Les faits remontent au Massacre du 28 septembre 2009 en Guinée, lorsqu’une manifestation organisée dans un stade de la capitale avait dégénéré en tragédie. Selon une enquête internationale mandatée par les Nations unies, au moins 156 personnes avaient été tuées dans des conditions particulièrement violentes, mêlant tirs à balles réelles et attaques à l’arme blanche. Le bilan fait également état de centaines de blessés, d’actes de torture et de violences sexuelles massives, dont au moins une centaine de femmes victimes de viols.

Malgré la gravité des accusations, la juridiction a estimé que les charges retenues contre l’officier, notamment complicité de meurtre, enlèvement et détention illégale, n’étaient pas suffisamment établies.
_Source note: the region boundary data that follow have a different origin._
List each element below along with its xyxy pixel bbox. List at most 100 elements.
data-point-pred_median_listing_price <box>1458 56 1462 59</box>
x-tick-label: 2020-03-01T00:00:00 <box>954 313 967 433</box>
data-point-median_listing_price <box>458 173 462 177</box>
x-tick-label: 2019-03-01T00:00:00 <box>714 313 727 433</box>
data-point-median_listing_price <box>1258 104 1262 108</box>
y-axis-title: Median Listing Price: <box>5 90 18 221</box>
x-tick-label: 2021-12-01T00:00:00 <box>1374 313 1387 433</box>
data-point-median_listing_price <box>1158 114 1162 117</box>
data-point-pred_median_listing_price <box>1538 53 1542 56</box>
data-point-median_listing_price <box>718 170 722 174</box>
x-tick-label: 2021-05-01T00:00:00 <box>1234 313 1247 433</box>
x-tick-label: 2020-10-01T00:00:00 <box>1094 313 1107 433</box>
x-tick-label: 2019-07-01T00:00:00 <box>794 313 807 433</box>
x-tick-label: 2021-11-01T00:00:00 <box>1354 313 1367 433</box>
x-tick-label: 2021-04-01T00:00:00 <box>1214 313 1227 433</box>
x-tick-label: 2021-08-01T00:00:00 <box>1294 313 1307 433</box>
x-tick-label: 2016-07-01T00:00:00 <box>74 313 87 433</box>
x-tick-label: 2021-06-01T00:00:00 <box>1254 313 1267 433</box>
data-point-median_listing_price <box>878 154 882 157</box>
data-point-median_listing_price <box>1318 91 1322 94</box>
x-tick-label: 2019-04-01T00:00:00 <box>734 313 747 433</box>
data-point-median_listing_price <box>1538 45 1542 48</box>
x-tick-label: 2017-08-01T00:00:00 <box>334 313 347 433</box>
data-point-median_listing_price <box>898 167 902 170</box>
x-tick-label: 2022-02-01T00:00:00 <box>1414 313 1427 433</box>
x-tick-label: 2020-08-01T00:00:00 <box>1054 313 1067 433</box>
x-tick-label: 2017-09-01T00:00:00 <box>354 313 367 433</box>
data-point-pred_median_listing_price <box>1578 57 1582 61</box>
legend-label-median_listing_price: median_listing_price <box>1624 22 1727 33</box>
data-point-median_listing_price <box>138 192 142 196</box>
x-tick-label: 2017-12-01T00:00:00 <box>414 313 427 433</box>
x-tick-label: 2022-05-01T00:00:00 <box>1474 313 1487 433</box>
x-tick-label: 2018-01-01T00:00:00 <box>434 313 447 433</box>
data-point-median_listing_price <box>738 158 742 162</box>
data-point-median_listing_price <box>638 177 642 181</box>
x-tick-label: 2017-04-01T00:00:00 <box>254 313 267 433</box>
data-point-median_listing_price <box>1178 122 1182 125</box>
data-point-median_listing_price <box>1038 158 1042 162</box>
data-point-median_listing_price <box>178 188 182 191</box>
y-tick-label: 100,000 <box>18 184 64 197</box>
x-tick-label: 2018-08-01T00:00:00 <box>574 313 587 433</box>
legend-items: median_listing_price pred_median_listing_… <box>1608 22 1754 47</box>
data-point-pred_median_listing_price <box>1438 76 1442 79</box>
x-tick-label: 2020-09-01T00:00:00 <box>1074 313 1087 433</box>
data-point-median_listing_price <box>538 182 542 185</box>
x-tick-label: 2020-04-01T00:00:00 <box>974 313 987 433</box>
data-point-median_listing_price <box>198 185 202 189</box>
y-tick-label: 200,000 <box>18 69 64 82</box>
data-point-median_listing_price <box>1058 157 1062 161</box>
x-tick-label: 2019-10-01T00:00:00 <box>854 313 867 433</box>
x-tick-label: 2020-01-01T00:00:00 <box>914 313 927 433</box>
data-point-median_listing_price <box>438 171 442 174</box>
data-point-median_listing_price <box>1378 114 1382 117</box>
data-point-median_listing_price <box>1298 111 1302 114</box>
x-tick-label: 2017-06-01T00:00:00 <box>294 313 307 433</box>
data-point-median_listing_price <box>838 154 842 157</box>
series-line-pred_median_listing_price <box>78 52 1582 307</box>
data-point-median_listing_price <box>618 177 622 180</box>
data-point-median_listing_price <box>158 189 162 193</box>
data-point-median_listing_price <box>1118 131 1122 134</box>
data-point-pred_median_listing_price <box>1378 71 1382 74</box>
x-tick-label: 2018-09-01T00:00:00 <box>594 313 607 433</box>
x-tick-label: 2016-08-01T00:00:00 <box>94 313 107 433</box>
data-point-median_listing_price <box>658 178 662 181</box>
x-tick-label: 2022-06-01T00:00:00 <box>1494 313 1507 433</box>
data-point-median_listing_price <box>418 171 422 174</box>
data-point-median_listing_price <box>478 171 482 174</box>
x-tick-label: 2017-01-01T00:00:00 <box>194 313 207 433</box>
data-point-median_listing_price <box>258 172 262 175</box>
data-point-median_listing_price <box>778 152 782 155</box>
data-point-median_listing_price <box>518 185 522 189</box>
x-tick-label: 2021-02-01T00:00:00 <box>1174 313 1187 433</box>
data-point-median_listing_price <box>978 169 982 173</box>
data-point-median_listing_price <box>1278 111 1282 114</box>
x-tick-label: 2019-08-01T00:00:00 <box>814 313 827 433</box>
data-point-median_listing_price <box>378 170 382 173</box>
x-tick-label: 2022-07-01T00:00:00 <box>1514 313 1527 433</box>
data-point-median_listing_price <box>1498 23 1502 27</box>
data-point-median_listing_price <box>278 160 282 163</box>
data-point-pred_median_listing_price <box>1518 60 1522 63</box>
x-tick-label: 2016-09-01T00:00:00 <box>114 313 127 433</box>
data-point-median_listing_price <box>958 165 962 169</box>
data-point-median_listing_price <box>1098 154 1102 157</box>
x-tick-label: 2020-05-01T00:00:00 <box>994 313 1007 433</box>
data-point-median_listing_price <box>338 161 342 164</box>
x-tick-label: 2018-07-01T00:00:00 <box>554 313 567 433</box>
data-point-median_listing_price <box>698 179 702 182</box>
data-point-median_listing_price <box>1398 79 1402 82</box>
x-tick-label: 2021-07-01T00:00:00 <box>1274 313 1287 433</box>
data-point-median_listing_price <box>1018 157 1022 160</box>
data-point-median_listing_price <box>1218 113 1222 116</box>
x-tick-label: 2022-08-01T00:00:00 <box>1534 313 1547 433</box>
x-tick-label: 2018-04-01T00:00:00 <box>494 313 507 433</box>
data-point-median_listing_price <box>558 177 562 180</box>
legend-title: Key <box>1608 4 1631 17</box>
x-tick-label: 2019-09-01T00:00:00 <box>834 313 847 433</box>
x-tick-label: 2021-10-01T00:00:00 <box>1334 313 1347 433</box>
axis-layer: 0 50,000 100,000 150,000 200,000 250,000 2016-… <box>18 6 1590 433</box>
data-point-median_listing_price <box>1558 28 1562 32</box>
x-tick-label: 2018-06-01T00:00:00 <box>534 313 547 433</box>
Le ministère public avait pourtant requis une peine de dix ans d’emprisonnement, dont une partie ferme sans possibilité d’aménagement.

Cette décision suscite une vive réaction du côté des parties civiles. Les avocats des victimes, engagés depuis plus de quinze ans dans une quête de justice, ont immédiatement annoncé leur intention de faire appel, dénonçant un revers judiciaire dans un dossier hautement symbolique.

L’affaire s’inscrit dans un processus judiciaire plus large visant à faire la lumière sur ces événements. En 2024, l’ancien dirigeant Moussa Dadis Camara avait été reconnu coupable de crimes contre l’humanité et condamné à une peine de vingt ans de réclusion, avant d’être gracié en 2025 par le chef de la transition, Mamady Doumbouya. Plusieurs autres accusés ont également été condamnés, certains à la perpétuité, tandis que d’autres restent en fuite.